Then in October, Pennsylvania's Democratic Secretary of State, Pedro Cortes, resigned abruptly and with no explanation. No official explanation has been given to date, though it was revealed in November that Democratic Governor Tom Wolf forced the resignation, but rumors abound that the resignation was related to the non-citizen registration debacle.
But now it appears after some initial investigation that the problem is greater than the early estimates:
Philadelphia election Commissioner Al Schmidt told state lawmakers this past week that there may be tens of thousands of non-US citizens who have registered to vote in Pennsylvania…and that for their sake, state officials should try to contact them.
Commissioner Al Schmidt told a Senate committee that many of the non-US citizens who registered to vote in Philadelphia, perhaps unwittingly, did so through a glitch in the state’s motor voter system. While the known cases number only several hundred, he says they are all self-reported.
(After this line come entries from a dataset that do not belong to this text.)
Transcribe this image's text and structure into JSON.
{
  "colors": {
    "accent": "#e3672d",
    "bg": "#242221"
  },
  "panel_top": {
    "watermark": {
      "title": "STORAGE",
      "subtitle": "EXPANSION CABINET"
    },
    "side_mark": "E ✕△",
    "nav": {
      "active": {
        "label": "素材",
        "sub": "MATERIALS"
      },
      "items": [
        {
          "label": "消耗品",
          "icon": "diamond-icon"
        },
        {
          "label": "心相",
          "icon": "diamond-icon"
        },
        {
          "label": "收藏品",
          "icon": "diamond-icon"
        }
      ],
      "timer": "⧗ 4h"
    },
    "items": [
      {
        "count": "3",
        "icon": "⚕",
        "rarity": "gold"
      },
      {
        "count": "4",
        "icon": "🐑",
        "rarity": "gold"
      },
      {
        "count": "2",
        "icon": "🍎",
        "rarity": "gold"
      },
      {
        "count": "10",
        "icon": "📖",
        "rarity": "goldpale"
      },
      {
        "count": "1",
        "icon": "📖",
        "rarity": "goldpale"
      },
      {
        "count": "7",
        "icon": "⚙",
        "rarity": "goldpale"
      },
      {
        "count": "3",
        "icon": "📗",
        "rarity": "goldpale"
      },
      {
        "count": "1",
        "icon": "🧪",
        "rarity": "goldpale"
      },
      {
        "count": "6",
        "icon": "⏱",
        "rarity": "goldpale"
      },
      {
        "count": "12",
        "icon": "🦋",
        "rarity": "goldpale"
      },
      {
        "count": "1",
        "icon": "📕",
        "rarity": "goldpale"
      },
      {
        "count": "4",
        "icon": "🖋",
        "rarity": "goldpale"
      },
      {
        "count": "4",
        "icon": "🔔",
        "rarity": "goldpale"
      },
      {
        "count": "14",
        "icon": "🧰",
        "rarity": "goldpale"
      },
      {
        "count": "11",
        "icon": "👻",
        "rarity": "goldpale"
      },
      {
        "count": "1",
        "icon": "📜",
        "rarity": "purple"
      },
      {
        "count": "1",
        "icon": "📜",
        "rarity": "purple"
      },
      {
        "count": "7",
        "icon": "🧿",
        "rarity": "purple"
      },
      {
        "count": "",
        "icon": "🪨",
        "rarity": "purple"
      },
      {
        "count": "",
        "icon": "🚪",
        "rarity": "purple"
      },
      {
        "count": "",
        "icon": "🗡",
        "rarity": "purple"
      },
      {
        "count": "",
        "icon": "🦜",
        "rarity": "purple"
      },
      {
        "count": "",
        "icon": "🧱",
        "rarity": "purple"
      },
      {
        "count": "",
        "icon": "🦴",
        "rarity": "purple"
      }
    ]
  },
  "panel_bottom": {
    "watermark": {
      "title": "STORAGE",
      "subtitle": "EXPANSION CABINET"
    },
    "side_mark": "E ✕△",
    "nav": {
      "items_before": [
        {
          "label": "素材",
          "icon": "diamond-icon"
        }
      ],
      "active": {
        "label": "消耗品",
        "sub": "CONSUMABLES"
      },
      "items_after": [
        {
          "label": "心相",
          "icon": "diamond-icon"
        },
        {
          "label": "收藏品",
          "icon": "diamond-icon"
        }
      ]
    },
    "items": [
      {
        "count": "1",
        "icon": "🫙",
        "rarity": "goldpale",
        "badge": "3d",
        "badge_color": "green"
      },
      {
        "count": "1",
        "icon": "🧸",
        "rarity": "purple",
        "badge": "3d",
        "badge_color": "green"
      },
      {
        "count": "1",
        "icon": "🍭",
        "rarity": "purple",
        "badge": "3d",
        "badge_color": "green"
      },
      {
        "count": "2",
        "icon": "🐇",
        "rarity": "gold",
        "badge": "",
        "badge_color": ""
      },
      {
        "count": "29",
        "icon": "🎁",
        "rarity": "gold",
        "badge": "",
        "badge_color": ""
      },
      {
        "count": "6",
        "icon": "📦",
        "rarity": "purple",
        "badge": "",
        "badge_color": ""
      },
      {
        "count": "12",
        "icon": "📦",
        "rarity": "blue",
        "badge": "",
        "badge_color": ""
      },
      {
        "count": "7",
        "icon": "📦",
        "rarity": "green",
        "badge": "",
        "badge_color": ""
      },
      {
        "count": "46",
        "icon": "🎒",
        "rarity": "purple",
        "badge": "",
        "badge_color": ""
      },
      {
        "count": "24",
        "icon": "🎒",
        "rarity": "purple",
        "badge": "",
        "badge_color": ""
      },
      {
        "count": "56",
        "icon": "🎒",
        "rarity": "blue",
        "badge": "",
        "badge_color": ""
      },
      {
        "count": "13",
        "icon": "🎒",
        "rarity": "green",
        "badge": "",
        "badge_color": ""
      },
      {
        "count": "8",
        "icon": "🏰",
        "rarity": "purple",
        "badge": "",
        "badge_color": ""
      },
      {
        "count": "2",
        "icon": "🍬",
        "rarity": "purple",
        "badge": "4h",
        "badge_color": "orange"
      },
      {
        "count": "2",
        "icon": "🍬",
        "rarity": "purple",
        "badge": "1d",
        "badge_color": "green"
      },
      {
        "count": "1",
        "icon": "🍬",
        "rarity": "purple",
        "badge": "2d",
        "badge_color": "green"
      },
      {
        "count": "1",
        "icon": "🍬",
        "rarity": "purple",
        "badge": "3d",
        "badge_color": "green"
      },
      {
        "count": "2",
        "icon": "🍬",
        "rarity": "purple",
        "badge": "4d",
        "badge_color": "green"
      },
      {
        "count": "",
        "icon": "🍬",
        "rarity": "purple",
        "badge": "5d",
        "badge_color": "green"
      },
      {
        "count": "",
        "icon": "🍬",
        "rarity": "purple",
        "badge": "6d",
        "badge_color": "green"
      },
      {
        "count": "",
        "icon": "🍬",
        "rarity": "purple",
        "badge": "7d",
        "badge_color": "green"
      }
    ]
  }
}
Schmidt says more than 100,000 PA driver’s license numbers with Immigration and Naturalization Service indicators match with voter registration records. . . . "We’re not talking about an insignificant number here,” said Schmidt. “We’re talking about a potentially very significant number of thousands and tens of thousands.”While not all of these license number hits are non-citizens registered to vote, certainly a significant number are. As Commissioner Schmidt points out, the victims of non-citizen voter registration and voting are not only the citizens whose votes are cancelled out but the non-citizens themselves, as voter registration as a non-citizen can hinder any future naturalization process:
Schmidt says those people should be contacted. Besides the issue of election integrity, he says registering to vote – even unintentionally – will derail an immigrant’s path to US citizenship.We will continue to follow this story and investigation. It demonstrates the immense importance of proper election procedures and testing of election systems to ensure that there are no "glitches," whether technical or substantive, that threaten the integrity of voter registration or elections.